Inference costs are heavily subsidised. My point was that we've spent trillions collectively on ai, and so far we have a few new proofs. It's been active research but the problem estimates only 5-10 people are even aware that it is a problem. I wrote "math phd's" not "random students", but regardless, I wouldn't know how you interpreted my statement that people could have discovered without ai this as "belittling the people working on this". You seem like a stupid person with an out of control chatbot that can't comprehend basic arguments.

> You seem like a stupid person

And now you're belittling me. Yeah, good one, that'll convince people.

> out of control chatbot that can't comprehend basic arguments

I don't see how it is out of control. It is a tool. It is being used for a job. For low-level jobs it often succeeds. For tougher jobs, it is succeeding sufficiently often to be interesting. I don't care if it understands worldview semantics, that's for humans to do.

> we've spent trillions collectively on ai

The economics around AI do not suggest that continuing to perform large training runs is sustainable. That's also not relevant to the discussion. Once the training is done, further costs are purely on inference, and that is the comparison I was making.

> Inference costs are heavily subsidised

Even if you pay to run inference on your own hardware, economics of scale dictate that it is still cheaper than students.

> It's been active research but the problem estimates only 5-10 people are even aware that it is a problem.
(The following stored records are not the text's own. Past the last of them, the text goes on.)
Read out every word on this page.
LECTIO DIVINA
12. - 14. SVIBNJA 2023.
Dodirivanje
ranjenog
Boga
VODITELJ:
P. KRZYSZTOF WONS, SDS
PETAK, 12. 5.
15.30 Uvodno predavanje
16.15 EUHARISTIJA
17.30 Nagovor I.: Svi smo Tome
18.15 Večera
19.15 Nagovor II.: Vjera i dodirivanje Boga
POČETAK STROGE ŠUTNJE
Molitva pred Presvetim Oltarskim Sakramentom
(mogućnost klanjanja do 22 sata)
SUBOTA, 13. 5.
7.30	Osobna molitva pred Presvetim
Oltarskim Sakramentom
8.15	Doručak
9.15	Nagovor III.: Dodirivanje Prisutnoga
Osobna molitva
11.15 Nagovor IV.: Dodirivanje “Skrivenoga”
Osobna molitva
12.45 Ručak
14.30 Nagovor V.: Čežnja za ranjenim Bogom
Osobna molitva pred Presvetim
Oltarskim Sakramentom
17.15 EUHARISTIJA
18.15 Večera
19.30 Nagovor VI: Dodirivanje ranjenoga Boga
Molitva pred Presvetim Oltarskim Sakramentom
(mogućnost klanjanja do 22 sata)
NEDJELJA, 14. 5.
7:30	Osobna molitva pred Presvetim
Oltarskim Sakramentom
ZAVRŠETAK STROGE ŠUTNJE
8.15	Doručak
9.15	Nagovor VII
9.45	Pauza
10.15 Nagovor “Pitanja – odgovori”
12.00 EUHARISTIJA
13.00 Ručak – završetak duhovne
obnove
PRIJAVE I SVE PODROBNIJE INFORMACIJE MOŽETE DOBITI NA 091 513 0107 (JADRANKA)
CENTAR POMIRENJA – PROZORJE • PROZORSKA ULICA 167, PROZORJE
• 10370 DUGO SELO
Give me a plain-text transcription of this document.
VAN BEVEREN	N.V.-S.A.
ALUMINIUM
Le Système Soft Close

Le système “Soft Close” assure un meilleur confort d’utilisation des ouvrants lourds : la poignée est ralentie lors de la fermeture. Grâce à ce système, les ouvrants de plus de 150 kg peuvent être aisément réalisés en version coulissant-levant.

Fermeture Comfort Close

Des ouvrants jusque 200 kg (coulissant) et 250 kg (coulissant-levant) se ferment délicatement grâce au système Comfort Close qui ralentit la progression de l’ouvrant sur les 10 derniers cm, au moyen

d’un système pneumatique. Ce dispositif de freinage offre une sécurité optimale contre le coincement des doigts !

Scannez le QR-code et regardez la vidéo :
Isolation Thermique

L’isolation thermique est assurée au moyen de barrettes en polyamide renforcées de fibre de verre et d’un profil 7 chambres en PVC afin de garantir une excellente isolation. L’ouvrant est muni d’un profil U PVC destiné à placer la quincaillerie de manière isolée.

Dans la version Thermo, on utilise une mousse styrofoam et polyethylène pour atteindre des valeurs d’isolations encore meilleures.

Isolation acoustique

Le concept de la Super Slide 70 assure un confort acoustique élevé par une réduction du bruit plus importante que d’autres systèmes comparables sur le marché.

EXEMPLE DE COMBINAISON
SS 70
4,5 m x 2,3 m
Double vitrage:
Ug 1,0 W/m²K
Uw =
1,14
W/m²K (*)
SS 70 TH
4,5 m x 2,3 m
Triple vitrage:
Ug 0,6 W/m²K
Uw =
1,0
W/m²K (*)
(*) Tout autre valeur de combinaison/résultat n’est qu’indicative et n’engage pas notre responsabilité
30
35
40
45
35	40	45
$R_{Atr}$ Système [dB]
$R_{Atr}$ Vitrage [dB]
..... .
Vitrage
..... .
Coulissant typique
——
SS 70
That sounds about right for most pure math problems. Were you expecting more?

Let's not pretend that society would have invested that kind of money into pure mathematics research. It is extraordinarily difficult to get funding for that kind of work in most parts of the world. Mathematicians are relatively cheap, yes, but the money coming into AI was from blind VCs with a sense of grandeur. It wasn't to do maths research. If it's here anyway, and causing nightmares for actually teaching new students, may as well try to make some good of it. It has only recently crossed the edge of being useful. Most researchers I know are only now starting to consider it, mostly as a search engine, but some for proof assistance. Experiences a year ago were highly negative. They're a lot more positive now.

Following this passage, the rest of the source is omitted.